En dénonçant d'une colère bien feinte l'abri antiatomique cinq étoiles des bleus en Afrique du Sud, la ministre des sports Rama Yade s'est livrée à un numéro de poujadisme new look. Elle a touché du doigt les bas instincts de la politique. Était-elle consciente de la portée d'une telle déclaration ? Pensait-elle pouvoir mettre à bas le monde corrompu de la planète foot ?…
Comment ne pas être d'accord avec elle, au moment où, précisément, se joue dans le pays la carte des retraites ? Comment ne pas songer à la précarité, au chômage, au service public qu'on démantèle, alors qu'à l'autre bout du monde nos chèvres se la pètent grand luxe dans un palace ? Et tout ça dans une ambiance délétère avec une équipe de foot qui, malgré le moyens mis à disposition, ne casse pas trois pattes à un canard !
Il est heureux de constater que si le poisson meurt par la gueule, madame Rama Yade a dû éprouver un curieux sentiment en découvrant l'édition du Canard Enchaîné de ce 16 juin.
Jusqu'à nouvel ordre, le ridicule ne conduit pas nos politiques, ni personne, au tombeau.
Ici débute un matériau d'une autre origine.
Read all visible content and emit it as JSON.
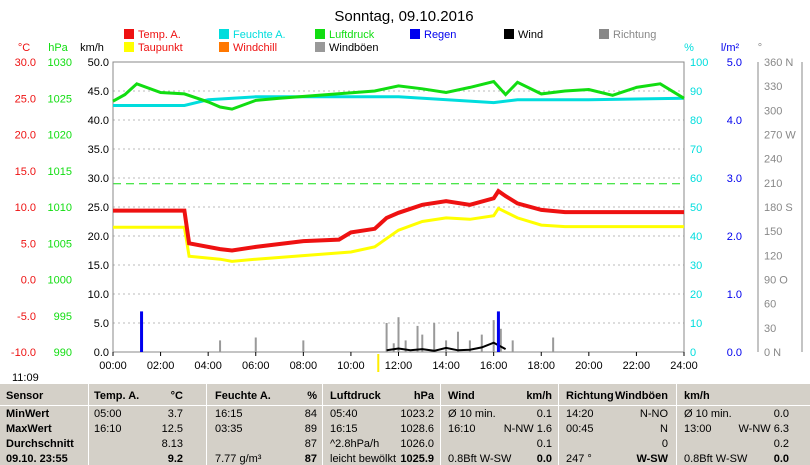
{
  "title": "Sonntag, 09.10.2016",
  "time_label": "11:09",
  "legend": [
    {
      "label": "Temp. A.",
      "color": "#ee1111"
    },
    {
      "label": "Feuchte A.",
      "color": "#00dddd"
    },
    {
      "label": "Luftdruck",
      "color": "#11dd11"
    },
    {
      "label": "Regen",
      "color": "#0000ee"
    },
    {
      "label": "Wind",
      "color": "#000000"
    },
    {
      "label": "Richtung",
      "color": "#888888"
    },
    {
      "label": "Taupunkt",
      "color": "#ffff00"
    },
    {
      "label": "Windchill",
      "color": "#ff7700"
    },
    {
      "label": "Windböen",
      "color": "#999999"
    }
  ],
  "colors": {
    "temp": "#ee1111",
    "hum": "#00dddd",
    "press": "#11dd11",
    "rain": "#0000ee",
    "wind": "#000000",
    "gust": "#999999",
    "dew": "#ffff00",
    "dir": "#888888"
  },
  "axes": {
    "temp": {
      "unit": "°C",
      "ticks": [
        "30.0",
        "25.0",
        "20.0",
        "15.0",
        "10.0",
        "5.0",
        "0.0",
        "-5.0",
        "-10.0"
      ]
    },
    "press": {
      "unit": "hPa",
      "ticks": [
        "1030",
        "1025",
        "1020",
        "1015",
        "1010",
        "1005",
        "1000",
        "995",
        "990"
      ]
    },
    "wind": {
      "unit": "km/h",
      "ticks": [
        "50.0",
        "45.0",
        "40.0",
        "35.0",
        "30.0",
        "25.0",
        "20.0",
        "15.0",
        "10.0",
        "5.0",
        "0.0"
      ]
    },
    "hum": {
      "unit": "%",
      "ticks": [
        "100",
        "90",
        "80",
        "70",
        "60",
        "50",
        "40",
        "30",
        "20",
        "10",
        "0"
      ]
    },
    "rain": {
      "unit": "l/m²",
      "ticks": [
        "5.0",
        "4.0",
        "3.0",
        "2.0",
        "1.0",
        "0.0"
      ]
    },
    "dir": {
      "unit": "°",
      "ticks": [
        "360 N",
        "330",
        "300",
        "270 W",
        "240",
        "210",
        "180 S",
        "150",
        "120",
        "90 O",
        "60",
        "30",
        "0 N"
      ]
    },
    "x": {
      "ticks": [
        "00:00",
        "02:00",
        "04:00",
        "06:00",
        "08:00",
        "10:00",
        "12:00",
        "14:00",
        "16:00",
        "18:00",
        "20:00",
        "22:00",
        "24:00"
      ]
    }
  },
  "chart_data": {
    "type": "line",
    "title": "Sonntag, 09.10.2016",
    "xlim": [
      0,
      24
    ],
    "series": [
      {
        "name": "Temp. A.",
        "unit": "°C",
        "x": [
          0,
          3,
          3.2,
          4.5,
          5,
          6,
          8,
          9.5,
          10,
          11,
          11.5,
          12,
          13,
          14,
          15,
          16,
          16.2,
          16.5,
          17,
          18,
          19,
          20,
          24
        ],
        "y": [
          9.5,
          9.5,
          5,
          4.2,
          4,
          4.5,
          5.3,
          5.5,
          6.5,
          7,
          8.5,
          9.2,
          10.3,
          10.8,
          10.3,
          11.2,
          12.2,
          11.5,
          10.5,
          9.6,
          9.3,
          9.3,
          9.3
        ]
      },
      {
        "name": "Taupunkt",
        "unit": "°C",
        "x": [
          0,
          3,
          3.2,
          4.5,
          5,
          6,
          8,
          10,
          11,
          12,
          13,
          14,
          15,
          16,
          16.2,
          17,
          18,
          19,
          24
        ],
        "y": [
          7.2,
          7.2,
          3.2,
          2.8,
          2.5,
          2.8,
          3.3,
          3.8,
          4.5,
          6.8,
          8,
          8.5,
          8.3,
          8.8,
          9.8,
          8.5,
          7.5,
          7.3,
          7.3
        ]
      },
      {
        "name": "Feuchte A.",
        "unit": "%",
        "x": [
          0,
          3,
          4,
          6,
          8,
          12,
          16,
          17,
          20,
          24
        ],
        "y": [
          85,
          85,
          87,
          88,
          88,
          88,
          86,
          87,
          87,
          87.5
        ]
      },
      {
        "name": "Luftdruck",
        "unit": "hPa",
        "x": [
          0,
          0.5,
          1,
          2,
          3,
          4,
          4.5,
          5,
          6,
          7,
          9,
          11,
          12,
          13,
          14,
          15,
          16,
          16.5,
          17,
          18,
          19,
          20,
          21,
          22,
          23,
          24
        ],
        "y": [
          1024.6,
          1025.5,
          1027,
          1025.8,
          1025.6,
          1024.5,
          1023.8,
          1023.5,
          1024.7,
          1025,
          1025.5,
          1026,
          1026.7,
          1026.3,
          1025.8,
          1026.5,
          1027.3,
          1025.5,
          1027.2,
          1025.6,
          1026,
          1026.2,
          1025.4,
          1026.5,
          1027,
          1025
        ]
      },
      {
        "name": "Regen",
        "unit": "l/m²",
        "x": [
          1.2,
          16.2
        ],
        "y": [
          0.7,
          0.7
        ]
      },
      {
        "name": "Wind",
        "unit": "km/h",
        "x": [
          11.5,
          12,
          12.5,
          13,
          13.5,
          14,
          14.5,
          15,
          15.5,
          16,
          16.5
        ],
        "y": [
          0.3,
          0.6,
          0.3,
          0.5,
          0.2,
          0.7,
          0.3,
          0.4,
          0.8,
          1.6,
          0.5
        ]
      },
      {
        "name": "Windböen",
        "unit": "km/h",
        "x": [
          4.5,
          6,
          8,
          11.5,
          11.8,
          12,
          12.3,
          12.8,
          13,
          13.5,
          14,
          14.5,
          15,
          15.5,
          16,
          16.3,
          16.8,
          18.5
        ],
        "y": [
          2,
          2.5,
          2,
          5,
          1.5,
          6,
          2,
          4.5,
          3,
          5,
          2,
          3.5,
          2,
          3,
          5.5,
          4,
          2,
          2.5
        ]
      }
    ]
  },
  "table": {
    "headers": [
      "Sensor",
      "Temp. A.",
      "°C",
      "Feuchte A.",
      "%",
      "Luftdruck",
      "hPa",
      "Wind",
      "km/h",
      "Richtung",
      "Windböen",
      "km/h"
    ],
    "rows": [
      {
        "label": "MinWert",
        "c": [
          "05:00",
          "3.7",
          "16:15",
          "84",
          "05:40",
          "1023.2",
          "Ø 10 min.",
          "0.1",
          "14:20",
          "N-NO",
          "Ø 10 min.",
          "0.0"
        ]
      },
      {
        "label": "MaxWert",
        "c": [
          "16:10",
          "12.5",
          "03:35",
          "89",
          "16:15",
          "1028.6",
          "16:10",
          "N-NW 1.6",
          "00:45",
          "N",
          "13:00",
          "W-NW 6.3"
        ]
      },
      {
        "label": "Durchschnitt",
        "c": [
          "",
          "8.13",
          "",
          "87",
          "^2.8hPa/h",
          "1026.0",
          "",
          "0.1",
          "",
          "0",
          "",
          "0.2"
        ]
      },
      {
        "label": "09.10. 23:55",
        "c": [
          "",
          "9.2",
          "7.77 g/m³",
          "87",
          "leicht bewölkt",
          "1025.9",
          "0.8Bft W-SW",
          "0.0",
          "247 °",
          "W-SW",
          "0.8Bft W-SW",
          "0.0"
        ]
      }
    ]
  }
}
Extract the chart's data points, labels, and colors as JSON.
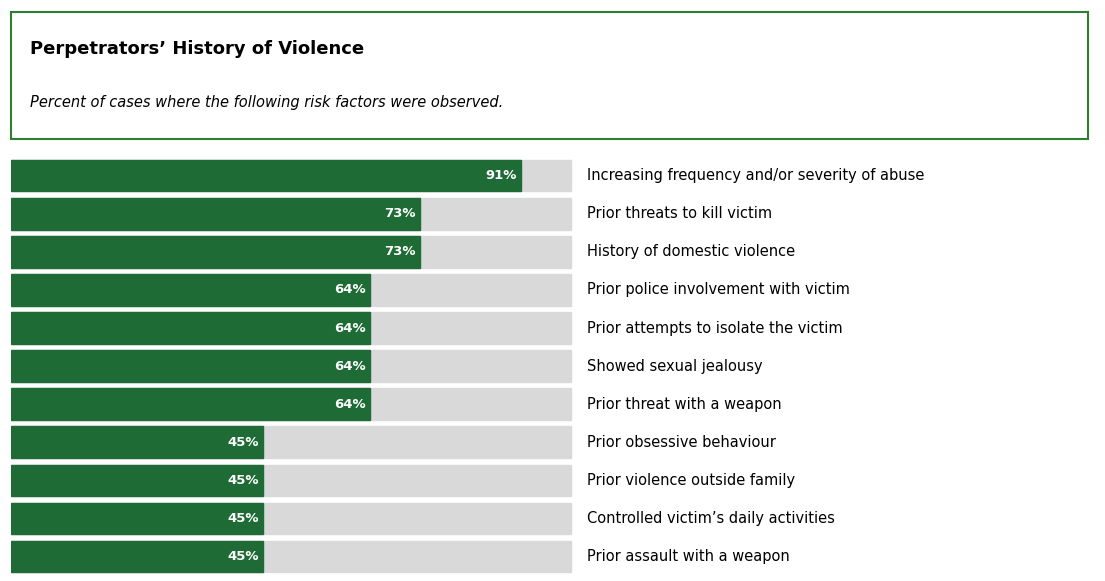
{
  "title": "Perpetrators’ History of Violence",
  "subtitle": "Percent of cases where the following risk factors were observed.",
  "categories": [
    "Increasing frequency and/or severity of abuse",
    "Prior threats to kill victim",
    "History of domestic violence",
    "Prior police involvement with victim",
    "Prior attempts to isolate the victim",
    "Showed sexual jealousy",
    "Prior threat with a weapon",
    "Prior obsessive behaviour",
    "Prior violence outside family",
    "Controlled victim’s daily activities",
    "Prior assault with a weapon"
  ],
  "values": [
    91,
    73,
    73,
    64,
    64,
    64,
    64,
    45,
    45,
    45,
    45
  ],
  "bar_color": "#1e6b35",
  "bg_bar_color": "#d9d9d9",
  "max_value": 100,
  "label_color": "#ffffff",
  "text_color": "#000000",
  "background_color": "#ffffff",
  "bar_height": 0.82,
  "label_fontsize": 9.5,
  "category_fontsize": 10.5,
  "title_fontsize": 13,
  "subtitle_fontsize": 10.5,
  "border_color": "#2e7d32"
}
Nous serions, soudain, bien seuls et, pourquoi ne pas le dire, enfin débarrassés d'une bande de bras cassés qui, en dirigeant les affaires du pays, nous conduisent droit dans le fossé.
Rama Yade s'est comportée dans cette affaire de façon irresponsable, même si sur le fond elle a raison. Pas jolie, jolie sa méthode ! Qui ne sait pas aujourd'hui de quoi est fait l'univers du sport et du foot en particulier ? Qui ignore encore la tricherie, l'arnaque et les coups bas d'une mafia qui ne dit pas son nom ? Qui ne veut pas, dans ce pays, que cet univers glauque, fait de combines, de détournement, de violence, de pression et de tricherie cesse de corrompre les esprits ? Ceux qui en profitent !
L'équipe de France de foot fonctionne, à des degrés variables, comme toutes les autres disciplines sportives, à l'argent, au spectacle et au dopage. Le dernier des blaireaux sait ça. Pas un haut dignitaire - responsable politique ou patron médiatique - qui ne soit pas au courant. C'est seulement maintenant que Rama Yade le découvre ou c'est seulement maintenant qu'elle veut focaliser l'actualité sur sa personne ? Que voulait-elle dénoncer au juste ? A-t-on déjà vu un riche, un puissant, un pourri - dont Rama Yade n'est que la servante - scier la branche sur laquelle il est assis ?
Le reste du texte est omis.